Monday, 6 May 2013

The Cost of Compassion

Lectionary Passages for May 12. Acts 16:16-34. Ps 97, Rev 22: 12-21 (without 15, 18, 19), John 17:20-26 or for Ascension passages: Acts 1:1-11, Ps 47 or 93, Eph 1:15-23, Luke 24:44-53

"Dramatic, heart-wrenching, and deeply provocative. A four-star must see for those turning a thoughtfully critical  eye toward our culture."  That's how I imagine a review might read on a movie made from Acts 16. What a story! (read all the way to verse 40-I can't figure why anyone would stop reading at 34!)

How would a movie director interpret the questions raised here? Why did Paul heal the slave girl? Was he compassionate or just worn down by listening to the girl's annoying shouts? And why did it take "many days" before Paul did anything? The story tells us the spirit-possessed girl earned a lot of money for her owners by fortune telling. Obviously, when Paul heals her, the slave owners can no longer exploit her handicap for gain. Perhaps Paul was scared of them, so held off the healing. Maybe Paul was worried about what would happen to the girl once she was valueless to her owners. In that case, healing her would have been a cruelty instead of a blessing. We can't really know Paul's motivations here.

The point of the story, in any case, isn't the girl's fate. This is about what happens to people who "do the right thing" and face up to a corrupt empire. The charge brought against Paul and Silas was that they were outsiders (Jews) making trouble by 'advocating customs unlawful for Romans." What a bizarre charge for an act of healing! They were unfairly beaten and thrown in jail. Instead of bitterness, however, they sing and preach to other inmates. When an earthquake enables a jailbreak, Paul and Silas keep order, prevent the suicide of their jailer, and joyfully share their faith. The next day, when the concocted charges are thrown out, Paul refuses to go quietly to save face for the Roman officials. He waited till the magistrates themselves appeared to apologize and escort them to freedom.

Paul and Silas are models of peaceful, firm resistance in the face of a powerful establishment. Here the truth wins out, but it is a costly fight for them. (What happened to the girl? Likely this wasn't a happy ever after, freedom may have been costly to her as well! What happened to the jailer and his family? How were their lives changed? How did the jailer treat prisoners after this experience?)

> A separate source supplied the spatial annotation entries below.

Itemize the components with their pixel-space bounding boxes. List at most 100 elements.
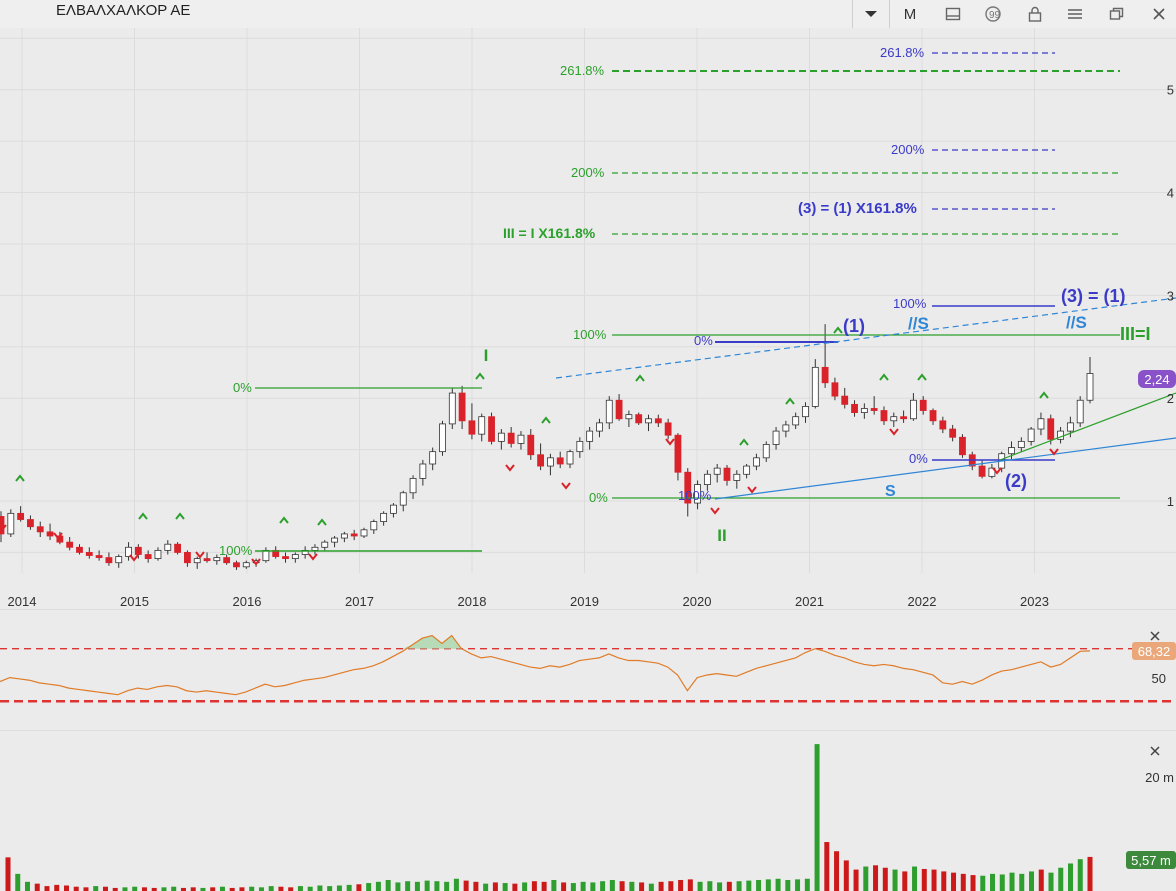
close-icon[interactable]: [1150, 631, 1160, 641]
candle: [556, 457, 564, 465]
fib-label-green: 0%: [233, 380, 252, 395]
candle: [439, 423, 446, 453]
candle: [291, 554, 299, 560]
close-icon[interactable]: [1150, 746, 1160, 756]
volume-bar: [795, 879, 801, 891]
candle: [429, 451, 437, 465]
x-tick-label: 2019: [570, 594, 599, 609]
candle: [213, 557, 221, 562]
wave-label: //S: [908, 314, 929, 333]
volume-bar: [804, 878, 810, 891]
menu-icon[interactable]: [1064, 0, 1086, 28]
wave-label: I: [484, 346, 489, 365]
candle: [1037, 418, 1045, 430]
candle: [860, 408, 868, 413]
candle: [625, 414, 633, 420]
volume-bar: [141, 887, 147, 891]
candle: [7, 512, 15, 535]
candle: [95, 555, 103, 558]
volume-bar: [609, 879, 615, 891]
volume-bar: [44, 886, 50, 891]
candle: [242, 562, 250, 568]
candle: [978, 465, 986, 477]
pivot-high-marker: [279, 516, 289, 524]
candle: [645, 418, 652, 424]
y-tick-label: 5: [1167, 83, 1174, 98]
volume-bar: [1068, 863, 1074, 891]
volume-chart[interactable]: 20 m 5,57 m: [0, 730, 1176, 891]
x-tick-label: 2022: [908, 594, 937, 609]
candle: [811, 366, 819, 407]
volume-bar: [161, 887, 167, 891]
elliott-annotations: 261.8% 200% III = I X161.8% 100% 0% 100% 0% 100…: [0, 45, 1176, 566]
candle: [576, 440, 584, 453]
fib-label-blue: 100%: [893, 296, 927, 311]
chevron-down-icon[interactable]: [852, 0, 890, 28]
pivot-high-marker: [1039, 391, 1049, 399]
restore-window-icon[interactable]: [1106, 0, 1128, 28]
candle: [890, 416, 898, 422]
volume-bar: [960, 873, 966, 891]
volume-bar: [522, 882, 528, 891]
comment-icon[interactable]: 99: [982, 0, 1004, 28]
pivot-high-marker: [833, 326, 843, 334]
candle: [262, 549, 270, 562]
volume-bar: [63, 885, 69, 891]
volume-bar: [882, 867, 888, 891]
volume-bar: [200, 887, 206, 891]
price-grid: [0, 28, 1176, 573]
volume-bar: [580, 881, 586, 891]
candle: [1066, 422, 1074, 432]
candle: [880, 410, 888, 422]
candle: [929, 410, 937, 422]
x-tick-label: 2023: [1020, 594, 1049, 609]
pivot-high-marker: [785, 397, 795, 405]
pivot-low-marker: [53, 532, 63, 540]
panel-icon[interactable]: [942, 0, 964, 28]
close-icon[interactable]: [1148, 0, 1170, 28]
price-chart[interactable]: 261.8% 200% III = I X161.8% 100% 0% 100% 0% 100…: [0, 28, 1176, 610]
volume-bar: [775, 878, 781, 891]
rsi-value-label: 68,32: [1138, 644, 1171, 659]
volume-bar: [34, 883, 40, 891]
volume-bar: [834, 851, 840, 891]
candle: [900, 416, 907, 420]
candle: [0, 516, 5, 535]
volume-bar: [912, 866, 918, 891]
x-tick-label: 2018: [458, 594, 487, 609]
fib-label-blue: 261.8%: [880, 45, 925, 60]
volume-bar: [1058, 867, 1064, 891]
pivot-high-marker: [138, 512, 148, 520]
volume-bar: [756, 879, 762, 891]
candle: [1027, 428, 1035, 442]
period-button[interactable]: M: [903, 5, 917, 23]
candle: [125, 546, 132, 557]
volume-bar: [726, 881, 732, 891]
volume-bar: [678, 879, 684, 891]
volume-bar: [229, 887, 235, 891]
volume-bar: [307, 886, 313, 891]
candle: [46, 531, 54, 537]
volume-bar: [921, 868, 927, 891]
pivot-low-marker: [665, 438, 675, 446]
volume-bar: [824, 842, 830, 891]
fib-label-green: 0%: [589, 490, 608, 505]
volume-bar: [999, 874, 1005, 891]
lock-icon[interactable]: [1024, 0, 1046, 28]
pivot-high-marker: [475, 372, 485, 380]
candle: [713, 467, 721, 475]
volume-bar: [463, 880, 469, 891]
toolbar: ΕΛΒΑΛΧΑΛΚΟΡ ΑΕ M 99: [0, 0, 1176, 29]
volume-bar: [951, 872, 957, 891]
rsi-chart[interactable]: 50 68,32: [0, 624, 1176, 726]
volume-bar: [658, 881, 664, 891]
candle: [36, 526, 44, 533]
candle: [723, 467, 731, 481]
volume-bar: [863, 866, 869, 891]
volume-bar: [561, 882, 567, 891]
candle: [910, 399, 917, 420]
instrument-title: ΕΛΒΑΛΧΑΛΚΟΡ ΑΕ: [56, 2, 191, 19]
volume-bar: [385, 879, 391, 891]
volume-bar: [190, 887, 196, 891]
candle: [1086, 373, 1094, 401]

I couldn't help but wonder about parallels for today. This past week, Bangladeshi garment workers were killed when their factory collapsed. They might be compared to the possessed girl. Both have owners benefiting from their misery in systems that judge profits as more important than persons. Both may not be better off once the "truth" comes out. Both might end up forgotten, their harsh reality obscured by the machinations of politics and power. Who are our Paul and Silas characters out there whistle-blowing? What happens to them? Do the "slave-owners" ever change, like the jailer did, or do they simply continue placing false accusations and quietly escorting whistle-blowers out back doors? What is ruling the world (then and now) money, or compassion?

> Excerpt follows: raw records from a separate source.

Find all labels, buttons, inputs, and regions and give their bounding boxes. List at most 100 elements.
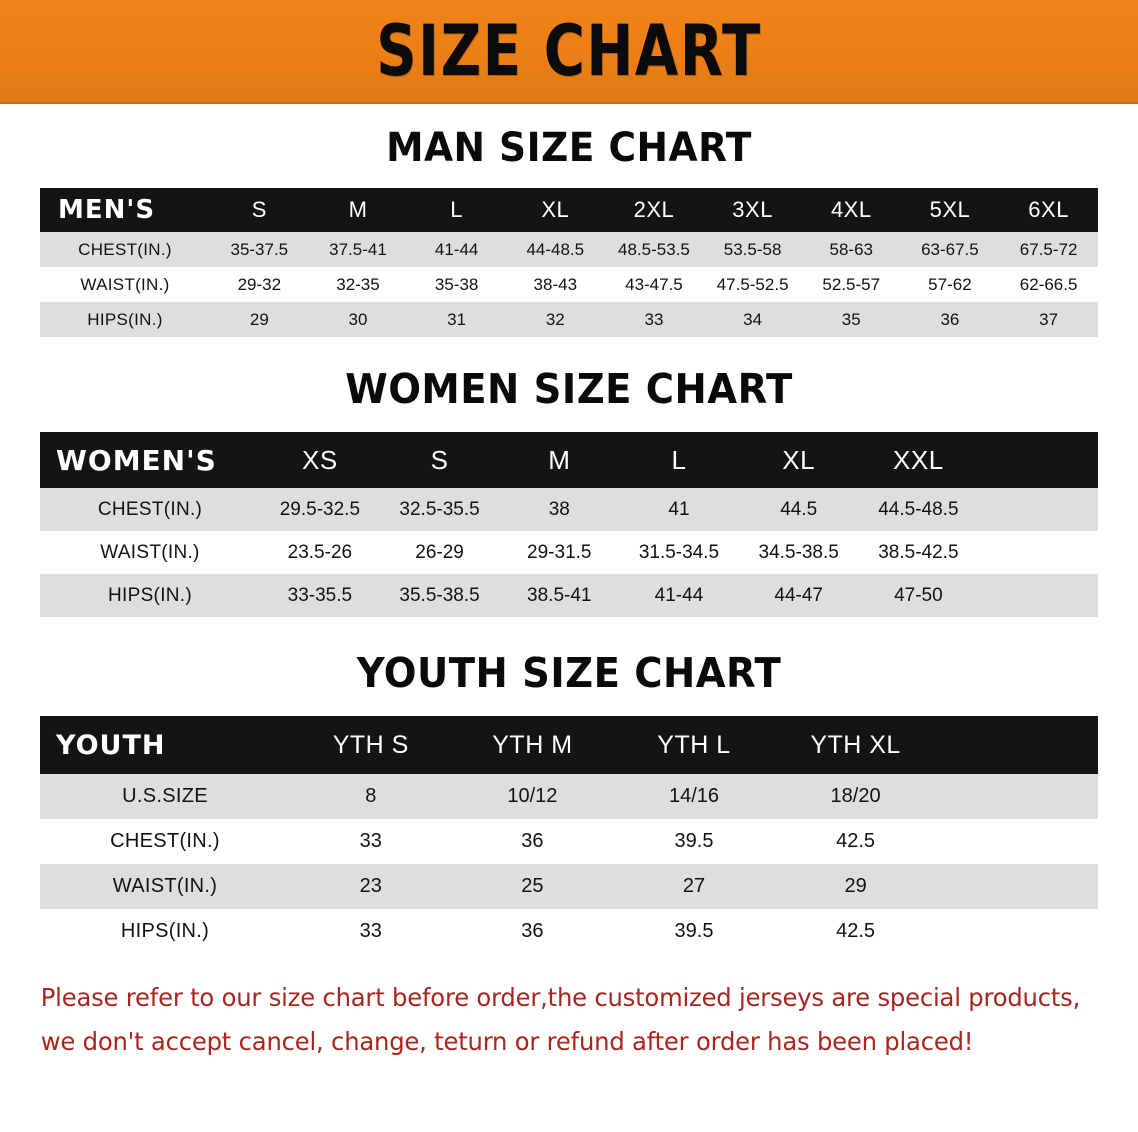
header-corner-women: WOMEN'S — [56, 443, 217, 477]
table-row: U.S.SIZE 8 10/12 14/16 18/20 — [40, 774, 1098, 819]
table-row: WAIST(IN.) 23 25 27 29 — [40, 864, 1098, 909]
cell-men-r1-c2: 37.5-41 — [329, 239, 387, 259]
cell-youth-r2-c4: 42.5 — [836, 830, 876, 852]
section-women: WOMEN SIZE CHART WOMEN'S XS S M L XL XXL CHES… — [0, 337, 1138, 617]
cell-youth-r1-c2: 10/12 — [507, 785, 558, 807]
column-header-women-7 — [978, 432, 1098, 488]
column-header-women-6: XXL — [893, 444, 944, 475]
column-header-youth-3: YTH L — [657, 730, 731, 759]
cell-women-r1-c5: 44.5 — [780, 498, 818, 520]
note-line-1: Please refer to our size chart before or… — [40, 983, 1081, 1012]
size-table-women: WOMEN'S XS S M L XL XXL CHEST(IN.) 29.5-32.5 32… — [40, 432, 1098, 617]
cell-women-r1-c3: 38 — [548, 498, 570, 520]
table-row: CHEST(IN.) 29.5-32.5 32.5-35.5 38 41 44.5 44.5… — [40, 488, 1098, 531]
row-label-youth-1: U.S.SIZE — [122, 785, 208, 807]
column-header-women-5: XL — [782, 444, 816, 475]
column-header-men-3: L — [450, 197, 464, 222]
row-label-men-2: WAIST(IN.) — [80, 274, 170, 294]
table-row: CHEST(IN.) 35-37.5 37.5-41 41-44 44-48.5 48.5… — [40, 232, 1098, 267]
cell-women-r2-c1: 23.5-26 — [287, 541, 353, 563]
column-header-men-6: 3XL — [732, 197, 773, 222]
cell-women-r2-c5: 34.5-38.5 — [758, 541, 839, 563]
row-label-men-3: HIPS(IN.) — [87, 309, 163, 329]
cell-women-r2-c4: 31.5-34.5 — [638, 541, 720, 563]
column-header-men-8: 5XL — [929, 197, 971, 222]
page-banner: SIZE CHART — [0, 0, 1138, 104]
section-title-men: MAN SIZE CHART — [386, 125, 752, 171]
column-header-youth-4: YTH XL — [810, 730, 901, 759]
table-header-women: WOMEN'S XS S M L XL XXL — [40, 432, 1098, 488]
cell-men-r1-c7: 58-63 — [829, 239, 873, 259]
cell-men-r2-c4: 38-43 — [533, 274, 578, 294]
cell-youth-r4-c3: 39.5 — [674, 920, 714, 942]
header-row: MEN'S S M L XL 2XL 3XL 4XL 5XL 6XL — [40, 188, 1098, 232]
cell-men-r2-c7: 52.5-57 — [822, 274, 881, 294]
row-label-youth-2: CHEST(IN.) — [110, 830, 220, 852]
column-header-men-5: 2XL — [633, 197, 675, 222]
row-label-women-3: HIPS(IN.) — [108, 584, 192, 606]
column-header-men-2: M — [348, 197, 368, 222]
section-title-women: WOMEN SIZE CHART — [345, 365, 793, 413]
row-label-youth-4: HIPS(IN.) — [120, 920, 210, 942]
cell-women-r3-c7 — [978, 574, 1098, 617]
cell-men-r1-c8: 63-67.5 — [921, 239, 979, 259]
cell-men-r3-c7: 35 — [841, 309, 861, 329]
cell-men-r2-c3: 35-38 — [434, 274, 479, 294]
cell-men-r2-c1: 29-32 — [237, 274, 282, 294]
cell-women-r1-c4: 41 — [668, 498, 690, 520]
cell-youth-r4-c4: 42.5 — [836, 920, 876, 942]
order-policy-note: Please refer to our size chart before or… — [0, 954, 1104, 1064]
table-body-youth: U.S.SIZE 8 10/12 14/16 18/20 CHEST(IN.) 33 36 39… — [40, 774, 1098, 954]
column-header-men-4: XL — [541, 197, 570, 222]
table-wrap-women: WOMEN'S XS S M L XL XXL CHEST(IN.) 29.5-32.5 32… — [0, 432, 1138, 617]
cell-youth-r3-c5 — [936, 864, 1098, 909]
header-corner-youth: YOUTH — [56, 729, 166, 761]
table-row: HIPS(IN.) 33-35.5 35.5-38.5 38.5-41 41-44 44-… — [40, 574, 1098, 617]
cell-women-r1-c7 — [978, 488, 1098, 531]
cell-women-r3-c5: 44-47 — [774, 584, 823, 606]
cell-youth-r4-c1: 33 — [359, 920, 382, 942]
table-row: WAIST(IN.) 29-32 32-35 35-38 38-43 43-47.5 47.… — [40, 267, 1098, 302]
cell-youth-r3-c4: 29 — [844, 875, 867, 897]
cell-youth-r4-c5 — [936, 909, 1098, 954]
column-header-men-9: 6XL — [1028, 197, 1069, 222]
cell-women-r2-c2: 26-29 — [415, 541, 464, 563]
cell-men-r3-c1: 29 — [249, 309, 269, 329]
section-men: MAN SIZE CHART MEN'S S M L XL 2XL 3XL 4XL 5XL 6X… — [0, 104, 1138, 337]
cell-youth-r2-c2: 36 — [521, 830, 544, 852]
table-body-women: CHEST(IN.) 29.5-32.5 32.5-35.5 38 41 44.5 44.5… — [40, 488, 1098, 617]
cell-youth-r1-c5 — [936, 774, 1098, 819]
table-row: HIPS(IN.) 33 36 39.5 42.5 — [40, 909, 1098, 954]
size-table-youth: YOUTH YTH S YTH M YTH L YTH XL U.S.SIZE 8 10/… — [40, 716, 1098, 954]
cell-youth-r3-c1: 23 — [359, 875, 382, 897]
note-line-2: we don't accept cancel, change, teturn o… — [40, 1027, 974, 1056]
row-label-women-2: WAIST(IN.) — [100, 541, 200, 563]
cell-men-r2-c8: 57-62 — [928, 274, 972, 294]
cell-women-r2-c7 — [978, 531, 1098, 574]
cell-youth-r1-c1: 8 — [365, 785, 377, 807]
cell-men-r1-c5: 48.5-53.5 — [618, 239, 690, 259]
section-title-youth: YOUTH SIZE CHART — [356, 649, 782, 697]
section-youth: YOUTH SIZE CHART YOUTH YTH S YTH M YTH L YT… — [0, 617, 1138, 954]
column-header-youth-1: YTH S — [332, 730, 409, 759]
cell-youth-r4-c2: 36 — [521, 920, 544, 942]
cell-men-r3-c3: 31 — [447, 309, 467, 329]
table-body-men: CHEST(IN.) 35-37.5 37.5-41 41-44 44-48.5 48.5… — [40, 232, 1098, 337]
cell-women-r3-c6: 47-50 — [894, 584, 943, 606]
cell-women-r2-c6: 38.5-42.5 — [878, 541, 959, 563]
cell-women-r3-c3: 38.5-41 — [527, 584, 592, 606]
table-row: HIPS(IN.) 29 30 31 32 33 34 35 36 37 — [40, 302, 1098, 337]
column-header-women-3: M — [548, 444, 571, 475]
cell-men-r2-c9: 62-66.5 — [1019, 274, 1078, 294]
cell-youth-r1-c3: 14/16 — [668, 785, 720, 807]
column-header-women-4: L — [671, 444, 687, 475]
cell-men-r1-c9: 67.5-72 — [1019, 239, 1078, 259]
cell-men-r3-c6: 34 — [743, 309, 763, 329]
cell-men-r3-c2: 30 — [348, 309, 368, 329]
cell-women-r3-c1: 33-35.5 — [287, 584, 353, 606]
cell-men-r1-c4: 44-48.5 — [526, 239, 585, 259]
cell-men-r2-c5: 43-47.5 — [625, 274, 683, 294]
header-row: WOMEN'S XS S M L XL XXL — [40, 432, 1098, 488]
cell-men-r1-c3: 41-44 — [434, 239, 479, 259]
row-label-men-1: CHEST(IN.) — [78, 239, 172, 259]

Obviously the problems of power and oppression are hugely complex. Disney's pulling out of Bangladesh is a black and white response to a grey world. I suspect they'll just go somewhere else a bit more "under the radar." Bangladesh needs the work, its people need jobs, and they need the powerful companies to be humane and responsible. Are there ways for us to be like Paul and Silas, whistle blowers who refuse to go quietly? Who try to heal the hurting even when it might hurt us? Can the truth be told and responded to in ways that help the "slaves" by providing safe working places and living wages? Are there ways we can change our consumer attitudes to compassion? This story raises so many good questions. I hope it encourages us to acknowledge where we are complicit and to engage where we can be compassionate.